The Nyingma Lineages in particular, preserves and transmits the Teachings which came from India through Guru Rinpoche, also known as Padmasambhava, in the mid-8th century AD.
The Kagyu Lineages emphasize the Oral Transmission and date back specifically to the Teachings of Tilopa, one of the eighty four Mahasiddhas, and who lived in India in the 11th century AD.
In Tibet, these two Schools, Nyingma and Kagyu, have enjoyed a close historical and lineage connection, mutually influencing each other in term of practice and tradition.

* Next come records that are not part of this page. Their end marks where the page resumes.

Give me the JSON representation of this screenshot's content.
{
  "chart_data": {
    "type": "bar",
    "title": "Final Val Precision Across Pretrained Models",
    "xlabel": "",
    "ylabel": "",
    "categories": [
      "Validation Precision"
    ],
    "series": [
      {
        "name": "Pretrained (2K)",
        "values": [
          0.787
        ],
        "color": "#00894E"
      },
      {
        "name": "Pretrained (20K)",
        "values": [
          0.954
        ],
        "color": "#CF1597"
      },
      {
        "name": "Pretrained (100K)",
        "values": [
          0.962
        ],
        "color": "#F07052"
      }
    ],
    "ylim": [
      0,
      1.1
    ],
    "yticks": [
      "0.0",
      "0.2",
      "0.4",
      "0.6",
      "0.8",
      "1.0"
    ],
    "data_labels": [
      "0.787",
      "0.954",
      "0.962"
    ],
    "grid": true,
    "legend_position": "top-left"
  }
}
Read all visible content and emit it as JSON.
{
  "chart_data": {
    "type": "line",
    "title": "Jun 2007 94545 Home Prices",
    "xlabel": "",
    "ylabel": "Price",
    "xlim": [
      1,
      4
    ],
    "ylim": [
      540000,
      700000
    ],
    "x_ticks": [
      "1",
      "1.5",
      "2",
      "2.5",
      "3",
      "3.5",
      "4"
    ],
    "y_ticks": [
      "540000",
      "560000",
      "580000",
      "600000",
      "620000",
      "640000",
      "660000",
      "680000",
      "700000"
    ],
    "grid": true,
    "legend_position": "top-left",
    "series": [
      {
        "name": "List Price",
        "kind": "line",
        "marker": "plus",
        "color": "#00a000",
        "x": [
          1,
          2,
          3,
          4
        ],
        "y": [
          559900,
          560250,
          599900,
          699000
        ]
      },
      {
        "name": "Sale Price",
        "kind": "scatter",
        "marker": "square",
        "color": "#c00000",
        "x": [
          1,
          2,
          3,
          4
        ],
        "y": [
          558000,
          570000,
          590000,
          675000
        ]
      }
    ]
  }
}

In the Nyingmapa tradition, the Ultimate Teaching was called Maha-ate (tib. Dzogpa Chenpo or Dzogchen), whereas in the Kagyu it has been denominated Mahamudra (tib. Chagya Chenpo or Chagchen); but, in essence, the Maha-ati and the Mahamudra are just one. The Mahamudra and Dzogchen, are the principal means to accomplish the awakening to our own True Nature.
The Dzogchen and the Mahamudra are the Heart Essence of all the Buddha´s and the consummation of Tibetan Buddhism practice. Through these it becomes possible to discover the Real Nature of the Mind and its integration in wherever and under whatever life circumstance.
That´s why, in India and in Tibet, the Masters of these Traditions were part of every sections of society; monks, heads of household, hermits, peasants, shepherds and scholars, in conclusion, realized men and women regardless of their social and religious condition.
In any situation, Dzogchen and Mahamudra, provide appropriate methods and techniques. The practice should be done in the isolation of a retreat or while involved in the daily complexities of modern life; always applicable to any situation, at any point in life.